Why can this estimate differ from my paycheck?

This calculator estimates annual wage taxes for comparison. Your paycheck uses withholding tables and your employer’s payroll settings (deductions, frequency, elections). Your pay stub can differ even when annual totals are in a similar range.

Why doesn’t this page show local tax for every state?

Many local systems need city, county, school-district, or workplace detail that varies by address. Where this calculator supports a numeric local estimate for your selection, you will see it in results. Elsewhere we explain coverage in Tax Guide → Local Tax Coverage instead of guessing one amount for every place. Many locations have no local wage tax in this estimate at all.

How does this page handle school district income tax?

Not always as a calculated dollar line. Some school-district or highly location-specific taxes are summarized in guidance (see Local Tax Coverage) when we do not model that district directly; where we do model them, that is noted there too.

Is this a full tax return calculation?

No. This is a simplified wage-tax estimate for comparing states, not every Form 1040 line, schedule, credit, exemption, or non-wage income type. It does not replace a full federal or state return or every local filing rule that could apply to you.

Why is Pennsylvania local tax not included as a dollar amount?

Pennsylvania Act 32 depends on PSD, collector, rate, and workplace vs. residence mapping that varies by employer and locality. This page provides clear guidance rather than a single statewide dollar estimate that could mislead.

Why are some Maryland local jurisdictions not shown?
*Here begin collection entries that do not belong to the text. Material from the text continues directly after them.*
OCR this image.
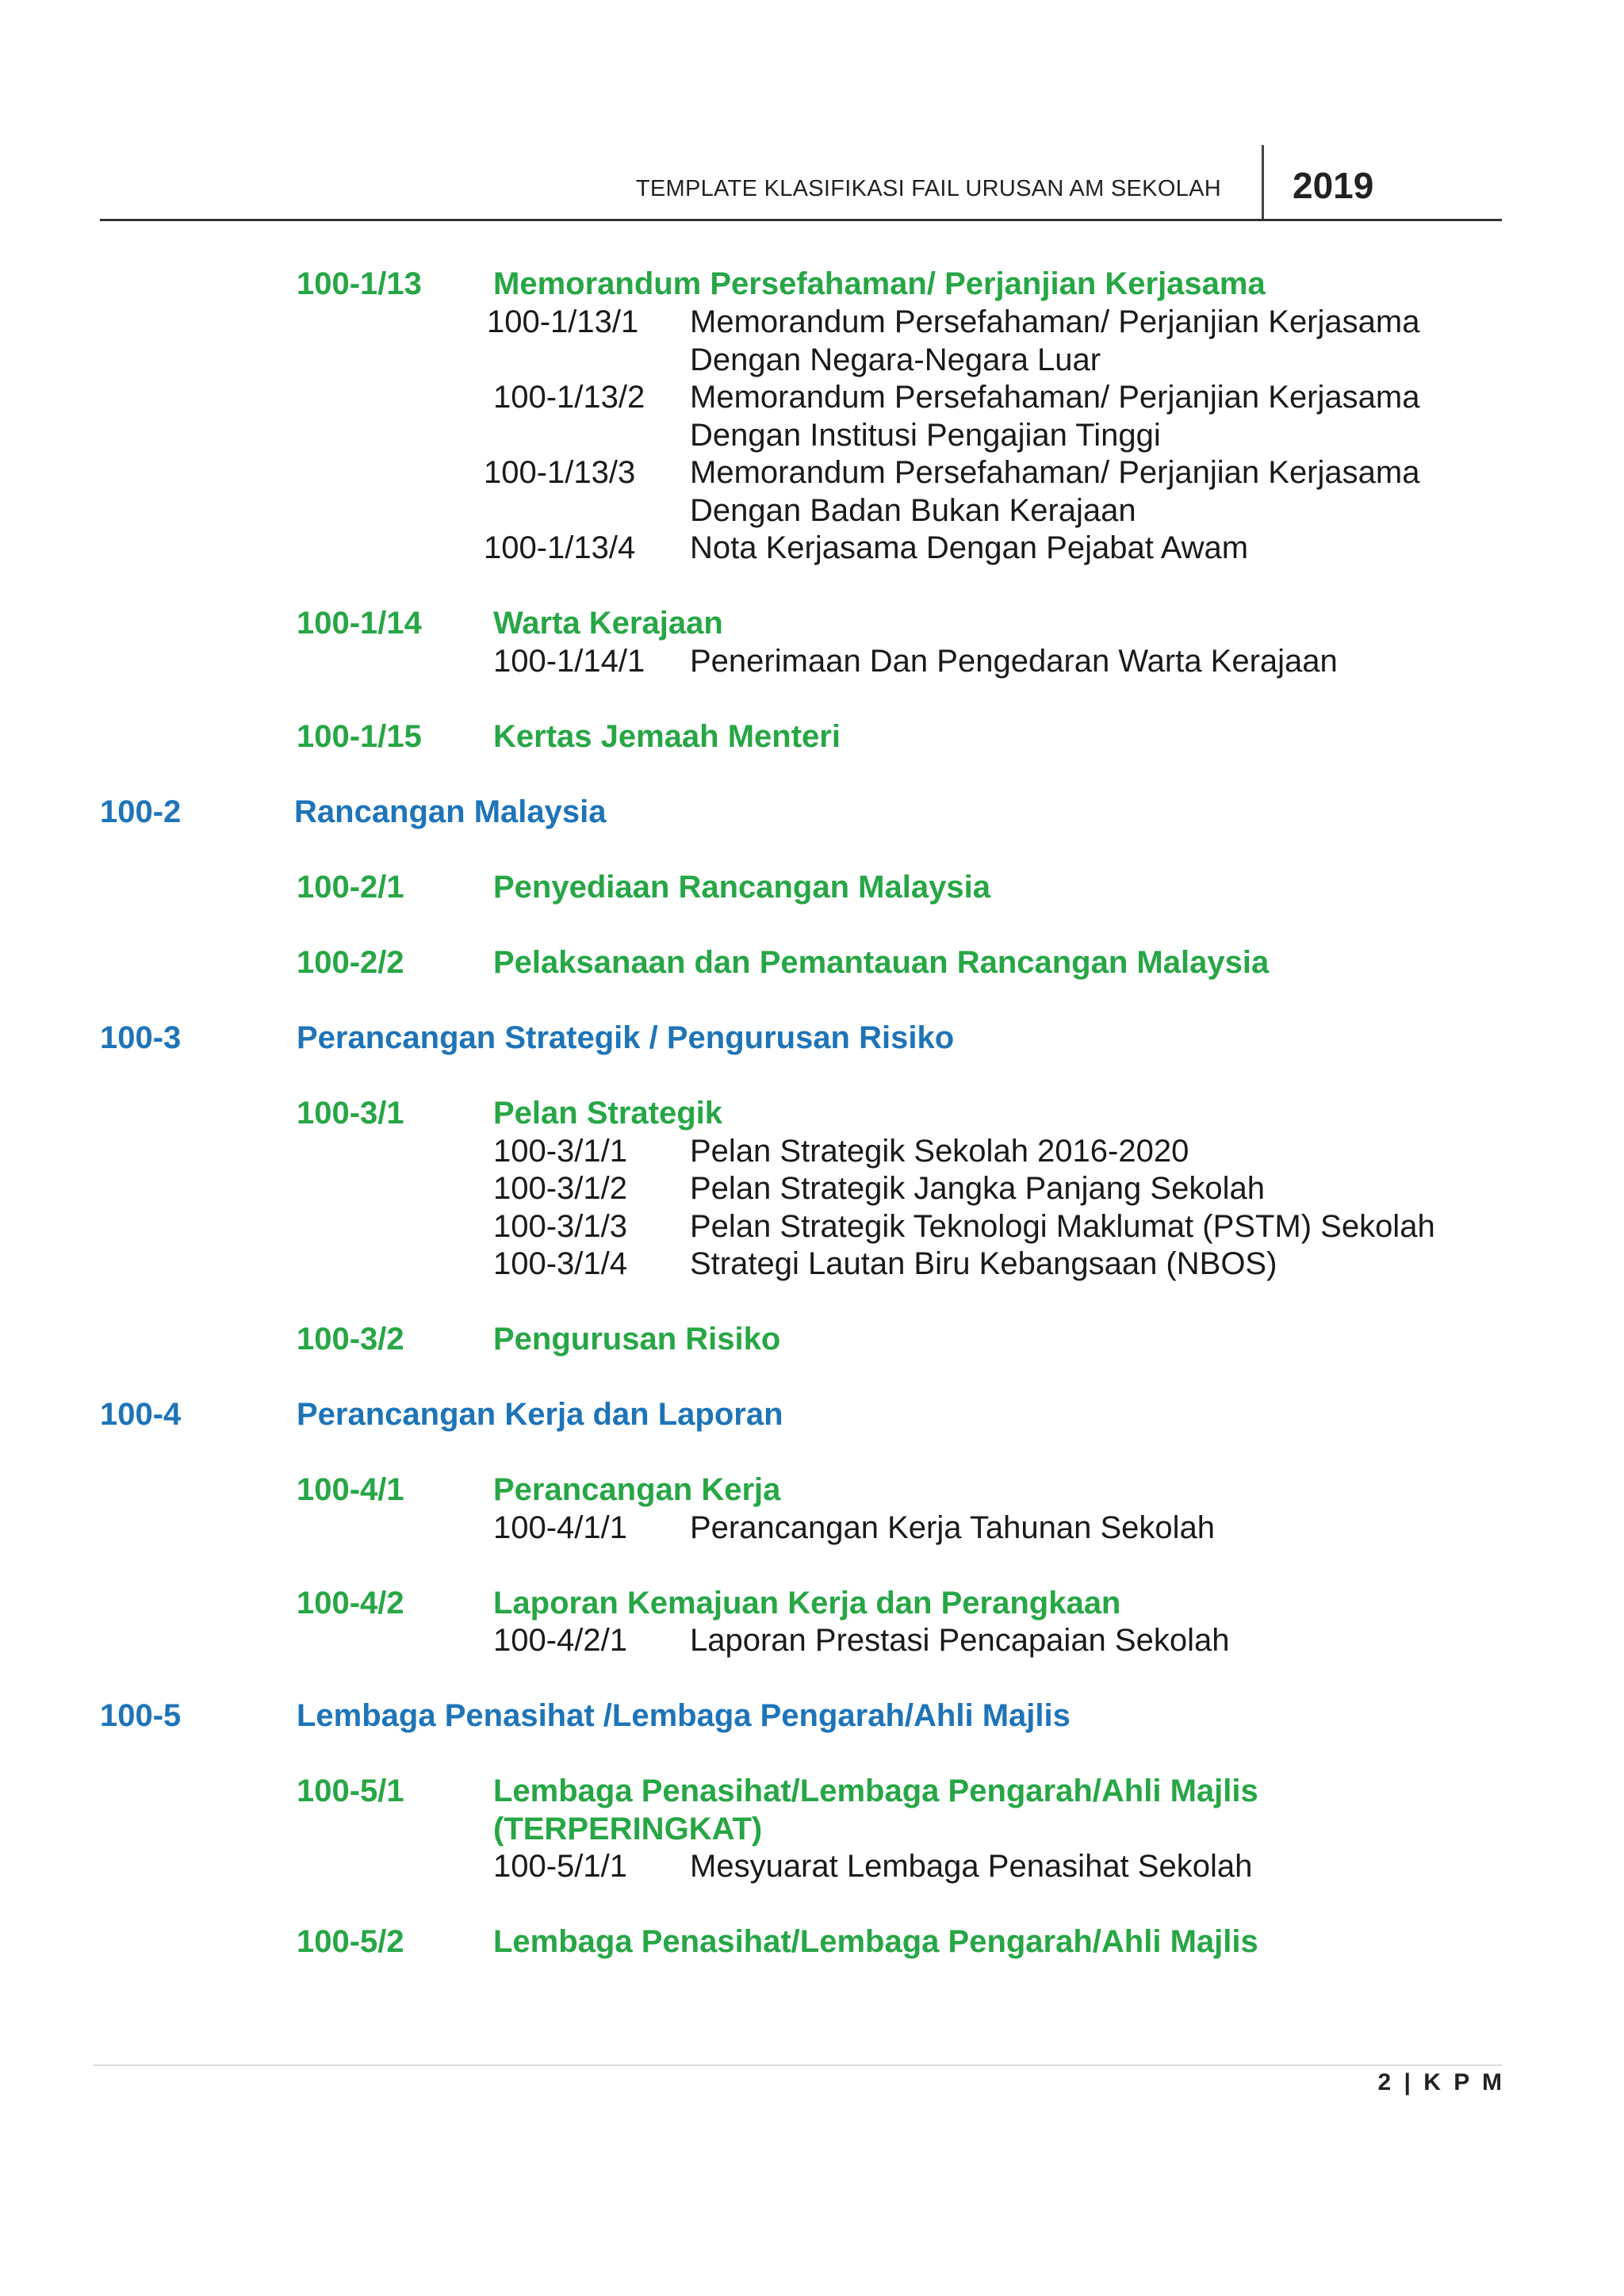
TEMPLATE KLASIFIKASI FAIL URUSAN AM SEKOLAH 2019
100-1/13 Memorandum Persefahaman/ Perjanjian Kerjasama
100-1/13/1 Memorandum Persefahaman/ Perjanjian Kerjasama
Dengan Negara-Negara Luar
100-1/13/2 Memorandum Persefahaman/ Perjanjian Kerjasama
Dengan Institusi Pengajian Tinggi
100-1/13/3 Memorandum Persefahaman/ Perjanjian Kerjasama
Dengan Badan Bukan Kerajaan
100-1/13/4 Nota Kerjasama Dengan Pejabat Awam
100-1/14 Warta Kerajaan
100-1/14/1 Penerimaan Dan Pengedaran Warta Kerajaan
100-1/15 Kertas Jemaah Menteri
100-2	Rancangan Malaysia
100-2/1	Penyediaan Rancangan Malaysia
100-2/2	Pelaksanaan dan Pemantauan Rancangan Malaysia
100-3	Perancangan Strategik / Pengurusan Risiko
100-3/1	Pelan Strategik
100-3/1/1 Pelan Strategik Sekolah 2016-2020
100-3/1/2 Pelan Strategik Jangka Panjang Sekolah
100-3/1/3 Pelan Strategik Teknologi Maklumat (PSTM) Sekolah
100-3/1/4 Strategi Lautan Biru Kebangsaan (NBOS)
100-3/2	Pengurusan Risiko
100-4	Perancangan Kerja dan Laporan
100-4/1	Perancangan Kerja
100-4/1/1 Perancangan Kerja Tahunan Sekolah
100-4/2	Laporan Kemajuan Kerja dan Perangkaan
100-4/2/1 Laporan Prestasi Pencapaian Sekolah
100-5	Lembaga Penasihat /Lembaga Pengarah/Ahli Majlis
100-5/1	Lembaga Penasihat/Lembaga Pengarah/Ahli Majlis
(TERPERINGKAT)
100-5/1/1 Mesyuarat Lembaga Penasihat Sekolah
100-5/2	Lembaga Penasihat/Lembaga Pengarah/Ahli Majlis
2 | K P M
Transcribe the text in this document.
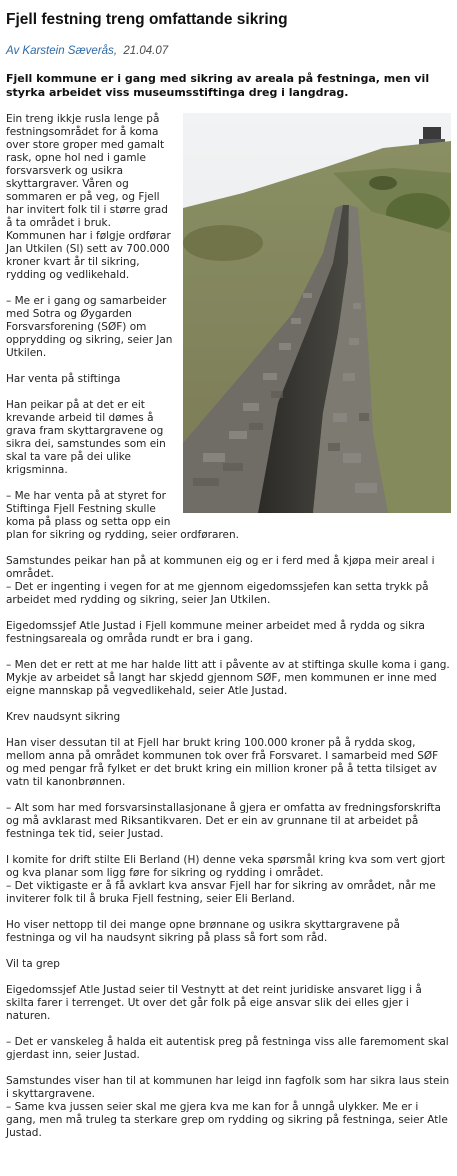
Fjell festning treng omfattande sikring
Av Karstein Sæverås,  21.04.07

Fjell kommune er i gang med sikring av areala på festninga, men vil styrka arbeidet viss museumsstiftinga dreg i langdrag.

Ein treng ikkje rusla lenge på festningsområdet for å koma over store groper med gamalt rask, opne hol ned i gamle forsvarsverk og usikra skyttargraver. Våren og sommaren er på veg, og Fjell har invitert folk til i større grad å ta området i bruk. Kommunen har i følgje ordførar Jan Utkilen (Sl) sett av 700.000 kroner kvart år til sikring, rydding og vedlikehald.

– Me er i gang og samarbeider med Sotra og Øygarden Forsvarsforening (SØF) om opprydding og sikring, seier Jan Utkilen.

Har venta på stiftinga

Han peikar på at det er eit krevande arbeid til dømes å grava fram skyttargravene og sikra dei, samstundes som ein skal ta vare på dei ulike krigsminna.

– Me har venta på at styret for Stiftinga Fjell Festning skulle koma på plass og setta opp ein plan for sikring og rydding, seier ordføraren.

Samstundes peikar han på at kommunen eig og er i ferd med å kjøpa meir areal i området.
– Det er ingenting i vegen for at me gjennom eigedomssjefen kan setta trykk på arbeidet med rydding og sikring, seier Jan Utkilen.

Eigedomssjef Atle Justad i Fjell kommune meiner arbeidet med å rydda og sikra festningsareala og områda rundt er bra i gang.

– Men det er rett at me har halde litt att i påvente av at stiftinga skulle koma i gang. Mykje av arbeidet så langt har skjedd gjennom SØF, men kommunen er inne med eigne mannskap på vegvedlikehald, seier Atle Justad.

Krev naudsynt sikring

Han viser dessutan til at Fjell har brukt kring 100.000 kroner på å rydda skog, mellom anna på området kommunen tok over frå Forsvaret. I samarbeid med SØF og med pengar frå fylket er det brukt kring ein million kroner på å tetta tilsiget av vatn til kanonbrønnen.

– Alt som har med forsvarsinstallasjonane å gjera er omfatta av fredningsforskrifta og må avklarast med Riksantikvaren. Det er ein av grunnane til at arbeidet på festninga tek tid, seier Justad.

I komite for drift stilte Eli Berland (H) denne veka spørsmål kring kva som vert gjort og kva planar som ligg føre for sikring og rydding i området.
– Det viktigaste er å få avklart kva ansvar Fjell har for sikring av området, når me inviterer folk til å bruka Fjell festning, seier Eli Berland.

Ho viser nettopp til dei mange opne brønnane og usikra skyttargravene på festninga og vil ha naudsynt sikring på plass så fort som råd.

Vil ta grep

Eigedomssjef Atle Justad seier til Vestnytt at det reint juridiske ansvaret ligg i å skilta farer i terrenget. Ut over det går folk på eige ansvar slik dei elles gjer i naturen.

– Det er vanskeleg å halda eit autentisk preg på festninga viss alle faremoment skal gjerdast inn, seier Justad.

Samstundes viser han til at kommunen har leigd inn fagfolk som har sikra laus stein i skyttargravene.
– Same kva jussen seier skal me gjera kva me kan for å unngå ulykker. Me er i gang, men må truleg ta sterkare grep om rydding og sikring på festninga, seier Atle Justad.
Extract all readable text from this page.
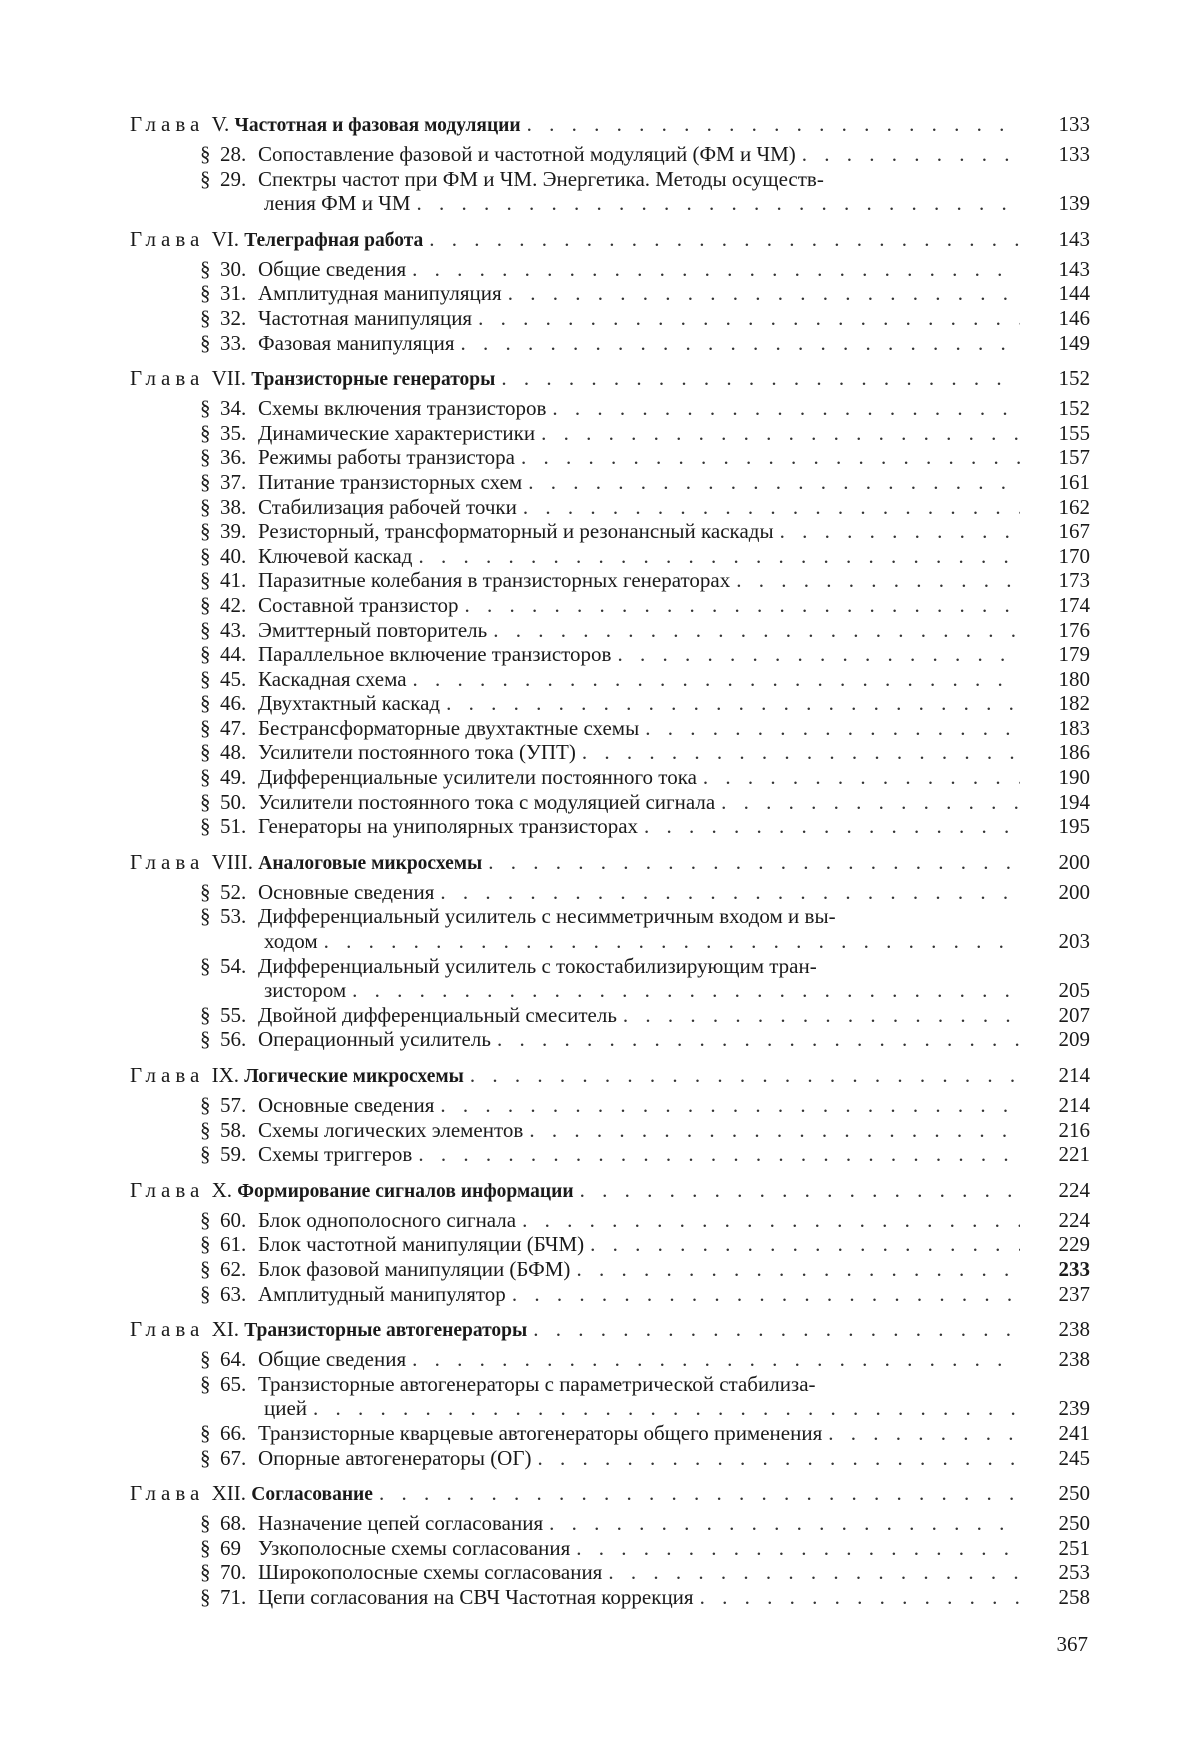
Глава V. Частотная и фазовая модуляции . . .	133
§ 28. Сопоставление фазовой и частотной модуляций (ФМ и ЧМ) . . .	133
§ 29. Спектры частот при ФМ и ЧМ. Энергетика. Методы осуществ-
ления ФМ и ЧМ . . .	139
Глава VI. Телеграфная работа . . .	143
§ 30. Общие сведения . . .	143
§ 31. Амплитудная манипуляция . . .	144
§ 32. Частотная манипуляция . . .	146
§ 33. Фазовая манипуляция . . .	149
Глава VII. Транзисторные генераторы . . .	152
§ 34. Схемы включения транзисторов . . .	152
§ 35. Динамические характеристики . . .	155
§ 36. Режимы работы транзистора . . .	157
§ 37. Питание транзисторных схем . . .	161
§ 38. Стабилизация рабочей точки . . .	162
§ 39. Резисторный, трансформаторный и резонансный каскады . . .	167
§ 40. Ключевой каскад . . .	170
§ 41. Паразитные колебания в транзисторных генераторах . . .	173
§ 42. Составной транзистор . . .	174
§ 43. Эмиттерный повторитель . . .	176
§ 44. Параллельное включение транзисторов . . .	179
§ 45. Каскадная схема . . .	180
§ 46. Двухтактный каскад . . .	182
§ 47. Бестрансформаторные двухтактные схемы . . .	183
§ 48. Усилители постоянного тока (УПТ) . . .	186
§ 49. Дифференциальные усилители постоянного тока . . .	190
§ 50. Усилители постоянного тока с модуляцией сигнала . . .	194
§ 51. Генераторы на униполярных транзисторах . . .	195
Глава VIII. Аналоговые микросхемы . . .	200
§ 52. Основные сведения . . .	200
§ 53. Дифференциальный усилитель с несимметричным входом и вы-
ходом . . .	203
§ 54. Дифференциальный усилитель с токостабилизирующим тран-
зистором . . .	205
§ 55. Двойной дифференциальный смеситель . . .	207
§ 56. Операционный усилитель . . .	209
Глава IX. Логические микросхемы . . .	214
§ 57. Основные сведения . . .	214
§ 58. Схемы логических элементов . . .	216
§ 59. Схемы триггеров . . .	221
Глава X. Формирование сигналов информации . . .	224
§ 60. Блок однополосного сигнала . . .	224
§ 61. Блок частотной манипуляции (БЧМ) . . .	229
§ 62. Блок фазовой манипуляции (БФМ) . . .	233
§ 63. Амплитудный манипулятор . . .	237
Глава XI. Транзисторные автогенераторы . . .	238
§ 64. Общие сведения . . .	238
§ 65. Транзисторные автогенераторы с параметрической стабилиза-
цией . . .	239
§ 66. Транзисторные кварцевые автогенераторы общего применения . . .	241
§ 67. Опорные автогенераторы (ОГ) . . .	245
Глава XII. Согласование . . .	250
§ 68. Назначение цепей согласования . . .	250
§ 69 Узкополосные схемы согласования . . .	251
§ 70. Широкополосные схемы согласования . . .	253
§ 71. Цепи согласования на СВЧ Частотная коррекция . . .	258
367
The Maryland local estimate here covers supported flat jurisdictions with a consistent numeric path in this calculator. Other localities may use different rules or are not shown as dollar estimates in this calculator. Use official Maryland guidance for your situation.

Coverage & updates

Recent updates

  • Added numeric local estimates for Detroit, selected Indiana counties, and selected Maryland jurisdictions
  • Clearer local-tax coverage guidance for Ohio school district income tax and Pennsylvania Act 32
  • Expanded filing-aware deduction handling for selected rules in Maryland, North Carolina, Wisconsin, and Oregon
  • Updated 2025/2026 review dates and methodology notes
  • Supported tax years: 2025, 2026
  • Main calculator methodology reviewed: March 2026
  • Benchmark data reviewed: March 2026
  • Compare and purchasing-power sections reviewed: March 2026
  • State and local coverage varies by calculator section, selected location, and supported tax year.